This is an action to recover seaman’s wages. The defenses are, want of jurisdiction and payment. The Ella B. is a tug of less than five tons burden. Her chief occupation has been, and is, the towing of canal-boats and other small craft about the harbor of Buffalo and the waters adjacent thereto. She has occasionally, in pursuing her vocation, been out upon Lake Erie and the Niagara river. Since the act of August 5, 1882, (22 St. at Large, 300,) she has not been enrolled.
It is contended by the respondent that, because of her diminutive size and the restricted theater of her operations, she is not within the admiralty jurisdiction of the court. This proposition cannot be maintained. She was engaged in aiding commerce upon navigable waters of the United States. This fact, irrespective of questions relating to the size and tonnage of the vessel, the absence of enrollment and license, and the circumscribed nature of her employment, is sufficient, to give the court jurisdiction. The B & C, 18 Fed. Rep. 543; affirmed, Ex parte Boyer, 109 U. S. 629; S. C. 3 Sup. Ct. Rep. 434; The Genesee Chief, 12 How. 443; The Eagle, 8 Wall. 15; The Hine v. Trevor, 4 Wall. 555; U. S. v. Burlington & H. C. F. Co. 21 Fed. Rep. 331; Endner v. Greco, 3 Fed. Rep. 411; The General Cass, Brown, Adm. 334; Malony v. Milwaukee, 1 Fed. Rep. 611; The Gate City, 5 Biss. 200; The Volunteer, Brown, Adm. 159; The Hezekiah Baldwin, 8 Ben. 556; The McChesney, 8 Ben. 150; affirmed, 15 Biatchf. 183; Murray v. The Nimick, 2 Fed. Rep. 86; The Florence, 2 Flippin, 56.

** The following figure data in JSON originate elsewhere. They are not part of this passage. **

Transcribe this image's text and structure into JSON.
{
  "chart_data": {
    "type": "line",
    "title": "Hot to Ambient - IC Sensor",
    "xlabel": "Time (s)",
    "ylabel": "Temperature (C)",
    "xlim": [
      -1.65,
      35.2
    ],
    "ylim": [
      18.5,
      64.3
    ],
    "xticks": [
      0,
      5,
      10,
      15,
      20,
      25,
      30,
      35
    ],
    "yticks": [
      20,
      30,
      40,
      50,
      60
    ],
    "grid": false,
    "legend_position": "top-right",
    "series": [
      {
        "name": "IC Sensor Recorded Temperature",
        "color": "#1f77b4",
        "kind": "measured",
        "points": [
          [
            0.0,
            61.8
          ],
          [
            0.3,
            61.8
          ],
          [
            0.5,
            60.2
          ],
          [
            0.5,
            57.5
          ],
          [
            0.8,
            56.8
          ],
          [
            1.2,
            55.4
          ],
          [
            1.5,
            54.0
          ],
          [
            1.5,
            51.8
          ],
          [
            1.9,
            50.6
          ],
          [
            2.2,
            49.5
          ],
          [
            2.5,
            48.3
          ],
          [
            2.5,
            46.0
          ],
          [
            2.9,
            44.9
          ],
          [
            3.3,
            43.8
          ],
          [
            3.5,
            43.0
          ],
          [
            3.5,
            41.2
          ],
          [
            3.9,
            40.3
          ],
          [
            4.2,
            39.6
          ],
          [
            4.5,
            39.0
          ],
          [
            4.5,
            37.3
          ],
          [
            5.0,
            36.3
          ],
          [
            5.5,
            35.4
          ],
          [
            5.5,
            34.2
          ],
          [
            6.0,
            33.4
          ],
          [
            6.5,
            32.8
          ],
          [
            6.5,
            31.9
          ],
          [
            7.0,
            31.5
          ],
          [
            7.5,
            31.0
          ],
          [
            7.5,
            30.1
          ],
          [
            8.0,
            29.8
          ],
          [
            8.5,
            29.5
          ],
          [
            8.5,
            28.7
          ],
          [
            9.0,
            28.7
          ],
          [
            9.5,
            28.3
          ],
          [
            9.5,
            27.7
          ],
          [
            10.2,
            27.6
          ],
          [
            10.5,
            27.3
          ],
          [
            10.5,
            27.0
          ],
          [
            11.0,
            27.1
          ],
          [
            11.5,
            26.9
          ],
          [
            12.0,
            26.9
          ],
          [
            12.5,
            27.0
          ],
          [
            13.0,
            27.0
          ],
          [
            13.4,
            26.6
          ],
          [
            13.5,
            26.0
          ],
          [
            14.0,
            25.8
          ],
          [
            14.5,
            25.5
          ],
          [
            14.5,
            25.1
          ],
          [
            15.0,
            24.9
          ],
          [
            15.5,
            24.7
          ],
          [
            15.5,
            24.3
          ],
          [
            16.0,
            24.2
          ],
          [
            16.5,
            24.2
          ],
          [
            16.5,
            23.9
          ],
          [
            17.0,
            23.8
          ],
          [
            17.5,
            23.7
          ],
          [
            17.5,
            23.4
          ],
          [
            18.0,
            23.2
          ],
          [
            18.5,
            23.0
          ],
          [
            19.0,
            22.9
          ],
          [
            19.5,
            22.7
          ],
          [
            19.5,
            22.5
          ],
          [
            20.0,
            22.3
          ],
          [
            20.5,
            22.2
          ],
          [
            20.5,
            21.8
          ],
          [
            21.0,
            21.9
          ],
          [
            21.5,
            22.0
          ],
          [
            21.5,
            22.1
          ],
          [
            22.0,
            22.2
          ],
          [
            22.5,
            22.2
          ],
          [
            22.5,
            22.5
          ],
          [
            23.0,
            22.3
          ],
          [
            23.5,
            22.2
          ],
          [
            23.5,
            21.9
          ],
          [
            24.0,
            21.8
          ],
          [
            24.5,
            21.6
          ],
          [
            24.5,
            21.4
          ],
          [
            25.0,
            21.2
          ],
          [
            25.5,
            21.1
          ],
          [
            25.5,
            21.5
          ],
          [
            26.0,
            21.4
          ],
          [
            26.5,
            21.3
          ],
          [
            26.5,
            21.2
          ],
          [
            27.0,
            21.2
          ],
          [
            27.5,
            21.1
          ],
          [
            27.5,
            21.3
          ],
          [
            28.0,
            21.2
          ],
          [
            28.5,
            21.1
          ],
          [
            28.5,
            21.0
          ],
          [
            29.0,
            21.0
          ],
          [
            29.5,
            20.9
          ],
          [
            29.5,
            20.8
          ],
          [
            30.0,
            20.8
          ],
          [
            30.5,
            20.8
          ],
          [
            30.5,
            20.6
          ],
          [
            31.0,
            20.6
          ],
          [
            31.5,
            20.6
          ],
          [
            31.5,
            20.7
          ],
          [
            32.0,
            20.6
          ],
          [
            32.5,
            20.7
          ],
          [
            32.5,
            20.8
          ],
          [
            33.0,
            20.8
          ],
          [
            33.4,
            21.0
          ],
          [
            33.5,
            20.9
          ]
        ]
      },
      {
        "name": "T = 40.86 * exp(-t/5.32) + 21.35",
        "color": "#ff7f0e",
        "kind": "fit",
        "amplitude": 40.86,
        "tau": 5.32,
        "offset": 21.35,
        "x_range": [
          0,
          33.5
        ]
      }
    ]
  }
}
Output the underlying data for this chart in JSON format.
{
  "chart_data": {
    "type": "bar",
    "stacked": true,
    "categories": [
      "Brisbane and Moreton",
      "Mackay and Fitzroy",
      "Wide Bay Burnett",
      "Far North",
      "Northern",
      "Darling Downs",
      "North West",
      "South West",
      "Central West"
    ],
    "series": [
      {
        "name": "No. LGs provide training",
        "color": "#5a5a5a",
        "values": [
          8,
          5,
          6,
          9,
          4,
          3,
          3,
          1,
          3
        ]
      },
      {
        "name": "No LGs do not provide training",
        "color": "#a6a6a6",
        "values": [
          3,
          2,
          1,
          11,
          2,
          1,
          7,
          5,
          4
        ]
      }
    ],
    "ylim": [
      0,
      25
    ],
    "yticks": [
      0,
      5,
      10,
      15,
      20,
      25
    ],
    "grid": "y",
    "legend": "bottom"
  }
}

*509With reference to tho defense of payment it is thought that tho testimony of the libelant, enforced as it is by dates and memoranda, is entitled to greater weight than the somewhat loose denial of the master of the tug. There should be a decree in favor of the libelant for the amount demanded in the libel, with interest and costs.